Longitude: -4.3135 / 4°18'48"W

OS Eastings: 241279

OS Northings: 236018

OS Grid: SN412360

Mapcode National: GBR DG.J0QX

Mapcode Global: VH3KQ.5ZZS

Entry Name: Coetan Samson Burial Chamber

Scheduled Date:

Source: Cadw

Source ID: 2101

Cadw Legacy ID: CM046

Schedule Class: Religious, Ritual and Funerary

Category: Chambered tomb

Period: Prehistoric

County: Carmarthenshire (Sir Gaerfyrddin)

Community: Llangeler

Traditional County: Carmarthenshire


The monument comprises the remains of a chambered tomb, dating to the Neolithic period (c. 4,400 BC - 2,900 BC). Chambered tombs were built and used by local farming communities over long periods of time. There appear to be many regional traditions and variations in shape and construction.

The burial chamber is formed by a group of five large procumbent slabs, with a sixth, a huge capstone, resting on the edge of the group, and sits on a circular platform raised perceptibly above the surrounding field.

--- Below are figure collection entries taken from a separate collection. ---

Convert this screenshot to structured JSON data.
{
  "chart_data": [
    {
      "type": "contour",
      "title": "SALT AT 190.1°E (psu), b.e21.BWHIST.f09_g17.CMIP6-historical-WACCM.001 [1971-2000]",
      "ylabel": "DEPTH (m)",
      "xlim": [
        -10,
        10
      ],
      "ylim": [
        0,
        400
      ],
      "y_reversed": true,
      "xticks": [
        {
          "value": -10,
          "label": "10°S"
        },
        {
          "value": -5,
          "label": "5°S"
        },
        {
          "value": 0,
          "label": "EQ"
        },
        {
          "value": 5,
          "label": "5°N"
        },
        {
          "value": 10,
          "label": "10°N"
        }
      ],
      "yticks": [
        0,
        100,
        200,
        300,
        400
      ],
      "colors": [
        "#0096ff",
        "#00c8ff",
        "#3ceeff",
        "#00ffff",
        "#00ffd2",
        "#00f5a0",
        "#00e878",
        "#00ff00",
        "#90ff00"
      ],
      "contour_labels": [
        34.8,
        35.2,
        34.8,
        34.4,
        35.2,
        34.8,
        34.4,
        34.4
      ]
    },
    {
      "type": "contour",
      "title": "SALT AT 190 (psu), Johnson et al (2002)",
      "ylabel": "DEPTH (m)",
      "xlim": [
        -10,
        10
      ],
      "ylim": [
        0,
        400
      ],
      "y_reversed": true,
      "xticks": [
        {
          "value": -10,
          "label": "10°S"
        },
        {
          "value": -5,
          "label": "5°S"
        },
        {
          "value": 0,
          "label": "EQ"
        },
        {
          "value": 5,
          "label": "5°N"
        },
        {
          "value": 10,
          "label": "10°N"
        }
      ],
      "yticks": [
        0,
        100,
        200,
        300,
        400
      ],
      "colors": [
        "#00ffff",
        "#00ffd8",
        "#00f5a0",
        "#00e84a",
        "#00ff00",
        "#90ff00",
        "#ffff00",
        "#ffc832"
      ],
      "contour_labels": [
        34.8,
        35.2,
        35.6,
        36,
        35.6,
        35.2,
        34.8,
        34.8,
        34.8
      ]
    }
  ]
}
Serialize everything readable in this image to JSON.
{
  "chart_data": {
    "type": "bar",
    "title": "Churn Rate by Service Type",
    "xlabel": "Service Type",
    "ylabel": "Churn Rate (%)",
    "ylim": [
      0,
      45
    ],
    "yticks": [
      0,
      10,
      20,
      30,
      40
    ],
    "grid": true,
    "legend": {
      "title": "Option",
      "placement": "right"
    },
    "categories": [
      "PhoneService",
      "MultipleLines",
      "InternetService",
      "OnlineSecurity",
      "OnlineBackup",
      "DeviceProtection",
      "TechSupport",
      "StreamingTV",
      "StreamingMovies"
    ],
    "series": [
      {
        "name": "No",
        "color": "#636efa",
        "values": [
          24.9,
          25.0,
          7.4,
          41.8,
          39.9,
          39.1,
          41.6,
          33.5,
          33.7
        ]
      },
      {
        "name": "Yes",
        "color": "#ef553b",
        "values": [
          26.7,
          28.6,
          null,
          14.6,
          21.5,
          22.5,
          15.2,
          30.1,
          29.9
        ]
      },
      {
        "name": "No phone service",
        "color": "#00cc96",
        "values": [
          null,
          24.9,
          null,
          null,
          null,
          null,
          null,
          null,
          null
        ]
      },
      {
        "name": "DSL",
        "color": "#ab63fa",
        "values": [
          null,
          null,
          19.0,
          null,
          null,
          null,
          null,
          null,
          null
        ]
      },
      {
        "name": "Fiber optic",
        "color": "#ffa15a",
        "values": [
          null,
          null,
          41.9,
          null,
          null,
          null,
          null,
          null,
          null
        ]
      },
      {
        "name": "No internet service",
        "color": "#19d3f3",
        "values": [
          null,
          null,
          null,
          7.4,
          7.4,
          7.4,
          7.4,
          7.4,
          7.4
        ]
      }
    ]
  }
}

The capstone which measures, 2.5m in length, 2.4m wide and is 0.3m in thickness, is rather split at the north end, it lies on two slumped side-stones, and another smaller boulder.

To the south are two large earthfast stones, which may in fact be outcrops, and a number of small boulders scattered around the mound which itself is 0.8m in height.

The monument is of national importance for its potential to enhance our knowledge of prehistoric burial and ritual. The monument is an important relic of a prehistoric funerary and ritual landscape and retains significant archaeological potential, with a strong probability of the presence of both intact burial or ritual deposits and environmental and structural evidence, including a buried prehistoric land surface. Chambered tombs may be part of a larger cluster of monuments and their importance can further enhanced by their group value.

The scheduled area comprises the remains described and areas around them within which related evidence may be expected to survive.